Re: [Evolution] How our minds work (was: Msg Selection)
- From: Matthew Barnes <mbarnes redhat com>
- To: evolution-list gnome org
- Subject: Re: [Evolution] How our minds work (was: Msg Selection)
- Date: Wed, 16 Jun 2010 21:14:42 -0400
On Wed, 2010-06-16 at 16:39 -0430, Patrick O'Callaghan wrote:
Wish I knew. I'm not a devel and have no insight into how their minds
work :-) In fact I thought I had filed a BZ report a long time ago but I
can't seem to find it. Feel free to file it yourself and post the BZ
number here for others to add comments.
Here's some insight, at least from my perspective:
There are 4698 outstanding bugs on file for Evolution and related
modules, of which 1452 are enhancement requests. The bug backlog spans
ten years, far longer than most of us have even been on the team. There
are four, maybe five full-time developers left (myself included) and we
all work for open source companies that have their own products to be
maintained, which takes priority over "upstream" development (which, I
think it's safe to say, we all prefer doing). I'd say at least half of
the roughly one million lines of the code we're maintaining was written
by developers no longer on the team.
When I have time for upstream development and I'm not already engrossed
in some mini-project for an upcoming release [1], I turn to my "bugs"

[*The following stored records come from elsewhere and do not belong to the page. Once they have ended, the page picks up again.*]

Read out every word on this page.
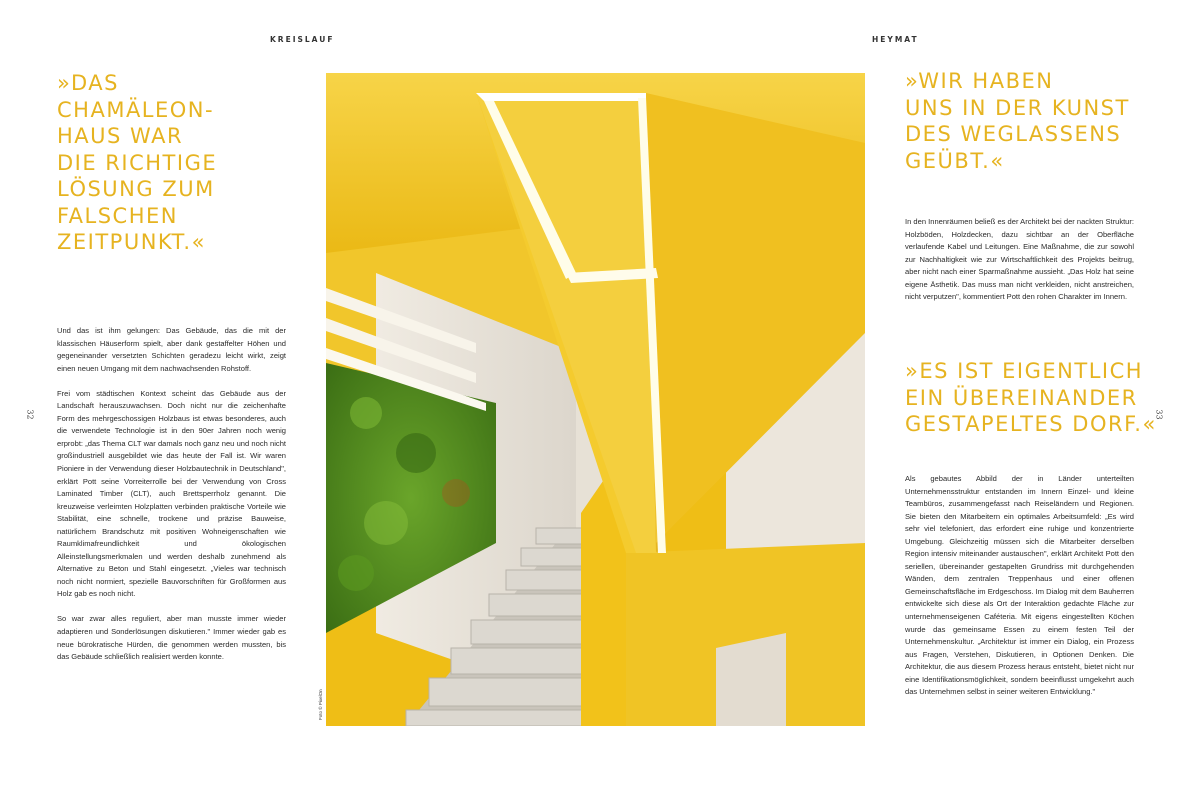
KREISLAUF	HEYMAT
32	33
»DAS
CHAMÄLEON-
HAUS WAR
DIE RICHTIGE
LÖSUNG ZUM
FALSCHEN
ZEITPUNKT.«

Und das ist ihm gelungen: Das Gebäude, das die mit der klassischen Häuserform spielt, aber dank gestaffelter Höhen und gegeneinander versetzten Schichten geradezu leicht wirkt, zeigt einen neuen Umgang mit dem nachwachsenden Rohstoff.

Frei vom städtischen Kontext scheint das Gebäude aus der Landschaft herauszuwachsen. Doch nicht nur die zeichenhafte Form des mehrgeschossigen Holzbaus ist etwas besonderes, auch die verwendete Technologie ist in den 90er Jahren noch wenig erprobt: „das Thema CLT war damals noch ganz neu und noch nicht großindustriell ausgebildet wie das heute der Fall ist. Wir waren Pioniere in der Verwendung dieser Holzbautechnik in Deutschland", erklärt Pott seine Vorreiterrolle bei der Verwendung von Cross Laminated Timber (CLT), auch Brettsperrholz genannt. Die kreuzweise verleimten Holzplatten verbinden praktische Vorteile wie Stabilität, eine schnelle, trockene und präzise Bauweise, natürlichem Brandschutz mit positiven Wohneigenschaften wie Raumklimafreundlichkeit und ökologischen Alleinstellungsmerkmalen und werden deshalb zunehmend als Alternative zu Beton und Stahl eingesetzt. „Vieles war technisch noch nicht normiert, spezielle Bauvorschriften für Großformen aus Holz gab es noch nicht.

So war zwar alles reguliert, aber man musste immer wieder adaptieren und Sonderlösungen diskutieren." Immer wieder gab es neue bürokratische Hürden, die genommen werden mussten, bis das Gebäude schließlich realisiert werden konnte.

Foto © PixelOn
»WIR HABEN
UNS IN DER KUNST
DES WEGLASSENS
GEÜBT.«

In den Innenräumen beließ es der Architekt bei der nackten Struktur: Holzböden, Holzdecken, dazu sichtbar an der Oberfläche verlaufende Kabel und Leitungen. Eine Maßnahme, die zur sowohl zur Nachhaltigkeit wie zur Wirtschaftlichkeit des Projekts beitrug, aber nicht nach einer Sparmaßnahme aussieht. „Das Holz hat seine eigene Ästhetik. Das muss man nicht verkleiden, nicht anstreichen, nicht verputzen", kommentiert Pott den rohen Charakter im Innern.

»ES IST EIGENTLICH
EIN ÜBEREINANDER
GESTAPELTES DORF.«

Als gebautes Abbild der in Länder unterteilten Unternehmensstruktur entstanden im Innern Einzel- und kleine Teambüros, zusammengefasst nach Reiseländern und Regionen. Sie bieten den Mitarbeitern ein optimales Arbeitsumfeld: „Es wird sehr viel telefoniert, das erfordert eine ruhige und konzentrierte Umgebung. Gleichzeitig müssen sich die Mitarbeiter derselben Region intensiv miteinander austauschen", erklärt Architekt Pott den seriellen, übereinander gestapelten Grundriss mit durchgehenden Wänden, dem zentralen Treppenhaus und einer offenen Gemeinschaftsfläche im Erdgeschoss. Im Dialog mit dem Bauherren entwickelte sich diese als Ort der Interaktion gedachte Fläche zur unternehmenseigenen Caféteria. Mit eigens eingestellten Köchen wurde das gemeinsame Essen zu einem festen Teil der Unternehmenskultur. „Architektur ist immer ein Dialog, ein Prozess aus Fragen, Verstehen, Diskutieren, in Optionen Denken. Die Architektur, die aus diesem Prozess heraus entsteht, bietet nicht nur eine Identifikationsmöglichkeit, sondern beeinflusst umgekehrt auch das Unternehmen selbst in seiner weiteren Entwicklung."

folder which holds emails Bugzilla sends me when a new bug is filed or
an existing one is updated. The mails are sorted by date and I tend to
pick from the top, which means new bugs and noisy bugs tend to get my
time and attention. Bugs that aren't resolved immediately and go silent
usually get lost in the stack as new bugs stream in: out-of-sight means
out-of-mind.
I think my work flow is fairly typical of all of us.
Best way to get our time and attention is to add constructive comments
to the bug. Evolution being an open source project obviously source
code patches are ideal, but also helpful are screen shots, click by
click reproducer steps, complete gdb back traces or valgrind logs (for
the more technically savvy reporters)... and for enhancements: UI mock
ups (even if hand-drawn and scanned), algorithmic steps, thinking
through corner cases... basically anything that makes the bug easier to
solve. Or just ask what you can do to help.
It doesn't guarantee an immediate response -- we're all swamped -- but
it at least puts the bug back on top of our "bugs" folder where we're
more likely to flag it to come back to later.
What not to do:
- Post obnoxious or nagging comments about the bug not being fixed yet.
- Post "me too" comments, especially of the form "I still see this bug
in $SOME_UNSUPPORTED_VERSION". If you're not running at least the
latest stable release (currently 2.30.1), don't bother commenting.
- Post the same stack trace over and over. As long as the first trace
has all the debugging info we need, you're good. If we need another
trace, we'll ask.
- Raise a bug's priority or severity setting in hopes of getting our
attention. Those fields are meaningless to us for the most part
precisely because anyone can come along and change them.
I hope this is somewhat helpful or enlightening.